ATI LPN
ATI PN Comprehensive Predictor 2020
1. A nurse is teaching a client who has peripheral arterial disease (PAD) about exercise recommendations. Which of the following instructions should the nurse include?
- A. Exercise to the point of pain
- B. Stop exercising if pain occurs
- C. Exercise only once per week
- D. Avoid walking to prevent pain
Correct answer: B
Rationale: The correct instruction the nurse should include is to 'Stop exercising if pain occurs.' In peripheral arterial disease (PAD), it is crucial to avoid exercising to the point of pain as this may worsen the condition and lead to complications. Exercising to the point of pain can result in inadequate blood flow to the extremities, causing further damage. By stopping exercise if pain occurs, the client can prevent exacerbating their condition. Choices A, C, and D are incorrect because exercising to the point of pain, limiting exercise to once per week, and avoiding walking altogether are not recommended strategies for managing PAD and could potentially harm the client.
2. A healthcare provider is caring for a client with a pressure ulcer and needs to review the client's medical history. Which of the following findings is expected?
- A. A Braden scale score of 20
- B. An albumin level of 3 g/dL
- C. A hemoglobin level of 13 g/dL
- D. A Norton scale score of 18
Correct answer: B
Rationale: A serum albumin level of 3 g/dL is indicative of poor nutrition, a common factor in the development of pressure ulcers. The Braden scale assesses the risk of developing pressure ulcers but does not reflect the client's medical history. Hemoglobin level is more related to oxygen-carrying capacity rather than pressure ulcer development. The Norton scale evaluates risk for developing pressure ulcers but is not typically part of a client's medical history.
3. What are the key nursing interventions for a patient receiving diuretic therapy?
- A. Monitor electrolyte levels and administer potassium as needed
- B. Restrict fluid intake and provide a low-sodium diet
- C. Encourage oral fluids and increase dietary potassium
- D. Provide high-sodium foods to improve electrolyte balance
Correct answer: A
Rationale: The correct answer is A: Monitor electrolyte levels and administer potassium as needed. Patients on diuretic therapy are at risk of electrolyte imbalances, particularly low potassium levels. Monitoring electrolytes and administering potassium as needed are crucial nursing interventions to prevent imbalances. Choice B is incorrect because restricting fluid intake and providing a low-sodium diet are not typically indicated for patients on diuretic therapy. Choice C is incorrect as encouraging oral fluids and increasing dietary potassium can exacerbate electrolyte imbalances in patients on diuretics. Choice D is incorrect as providing high-sodium foods would worsen electrolyte balance issues in patients on diuretic therapy.
4. A nurse is reviewing the medical record of a client who is taking furosemide. Which of the following findings should the nurse report to the provider?
- A. Potassium level of 3.8 mEq/L
- B. Sodium level of 135 mEq/L
- C. Magnesium level of 1.6 mEq/L
- D. Calcium level of 8.5 mg/dL
Correct answer: C
Rationale: The correct answer is C. A magnesium level of 1.6 mEq/L is within the normal range, but monitoring potassium levels is crucial for clients taking furosemide. Furosemide can cause hypokalemia (low potassium levels), which can lead to adverse effects such as cardiac dysrhythmias. Sodium and calcium levels are not typically affected by furosemide, so they are not the priority findings to report to the provider in this case.

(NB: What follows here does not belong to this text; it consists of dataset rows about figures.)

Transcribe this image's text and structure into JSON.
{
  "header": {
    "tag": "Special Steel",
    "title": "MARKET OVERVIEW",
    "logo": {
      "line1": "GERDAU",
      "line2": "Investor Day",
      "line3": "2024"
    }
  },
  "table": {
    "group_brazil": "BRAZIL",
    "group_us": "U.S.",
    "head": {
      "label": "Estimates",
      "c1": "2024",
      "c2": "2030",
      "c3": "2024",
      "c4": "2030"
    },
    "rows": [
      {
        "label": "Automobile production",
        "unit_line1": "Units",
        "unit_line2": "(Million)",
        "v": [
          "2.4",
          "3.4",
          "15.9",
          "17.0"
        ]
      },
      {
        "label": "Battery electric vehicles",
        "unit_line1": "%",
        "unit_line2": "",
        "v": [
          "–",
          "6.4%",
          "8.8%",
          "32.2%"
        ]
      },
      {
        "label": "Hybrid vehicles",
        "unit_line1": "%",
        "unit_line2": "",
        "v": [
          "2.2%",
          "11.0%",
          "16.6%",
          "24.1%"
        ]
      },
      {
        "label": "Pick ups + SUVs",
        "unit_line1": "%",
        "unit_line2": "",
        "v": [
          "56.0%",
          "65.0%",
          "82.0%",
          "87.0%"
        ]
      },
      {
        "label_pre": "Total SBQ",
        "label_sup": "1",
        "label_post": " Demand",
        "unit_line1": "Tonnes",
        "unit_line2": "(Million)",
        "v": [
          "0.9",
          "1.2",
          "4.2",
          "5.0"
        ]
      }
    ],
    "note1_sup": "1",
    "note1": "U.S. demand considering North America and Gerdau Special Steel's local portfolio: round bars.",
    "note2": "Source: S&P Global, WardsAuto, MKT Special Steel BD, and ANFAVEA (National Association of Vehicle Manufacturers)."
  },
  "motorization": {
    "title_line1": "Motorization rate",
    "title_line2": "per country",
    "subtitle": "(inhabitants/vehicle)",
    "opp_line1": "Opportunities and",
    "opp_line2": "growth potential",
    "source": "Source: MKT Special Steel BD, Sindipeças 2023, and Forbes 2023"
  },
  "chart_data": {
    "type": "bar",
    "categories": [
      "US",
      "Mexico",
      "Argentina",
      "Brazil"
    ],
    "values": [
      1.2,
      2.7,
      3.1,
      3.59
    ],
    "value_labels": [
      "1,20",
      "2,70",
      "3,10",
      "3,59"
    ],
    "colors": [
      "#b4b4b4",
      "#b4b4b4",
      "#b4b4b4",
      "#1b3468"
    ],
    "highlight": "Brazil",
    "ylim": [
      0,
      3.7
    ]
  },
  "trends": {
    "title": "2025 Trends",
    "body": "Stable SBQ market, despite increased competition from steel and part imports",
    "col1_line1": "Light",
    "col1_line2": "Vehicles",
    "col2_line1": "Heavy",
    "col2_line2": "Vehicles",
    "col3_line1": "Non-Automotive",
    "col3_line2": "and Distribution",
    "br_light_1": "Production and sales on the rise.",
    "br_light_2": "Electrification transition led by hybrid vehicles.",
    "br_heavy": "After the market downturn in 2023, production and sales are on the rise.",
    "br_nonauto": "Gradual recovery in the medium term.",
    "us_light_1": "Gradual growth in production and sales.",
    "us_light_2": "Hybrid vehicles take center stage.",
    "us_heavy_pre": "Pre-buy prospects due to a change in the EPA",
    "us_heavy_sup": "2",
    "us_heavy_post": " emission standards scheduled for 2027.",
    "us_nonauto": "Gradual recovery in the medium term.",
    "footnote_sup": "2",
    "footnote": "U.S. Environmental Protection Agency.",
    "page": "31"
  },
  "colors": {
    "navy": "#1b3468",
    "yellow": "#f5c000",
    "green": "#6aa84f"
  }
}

5. A client scheduled to begin chemotherapy is discussing alopecia with a nurse. Which of the following statements should the nurse make?
- A. Avoid washing your hair during treatment
- B. Your oncologist might prescribe a cold cap during treatment to reduce hair loss
- C. You'll need to apply sunscreen to the scalp
- D. You'll likely experience regrowth of hair within 6 months after treatment ends
Correct answer: B
Rationale: The correct answer is B. The nurse should inform the client that their oncologist might prescribe a cold cap during treatment to reduce chemotherapy-induced hair loss by cooling the scalp. Choice A is incorrect as washing the hair during treatment is generally recommended. Choice C is incorrect as sunscreen is not typically needed for the scalp in this context. Choice D is incorrect as regrowth of hair can vary among individuals and is not guaranteed within a specific timeframe.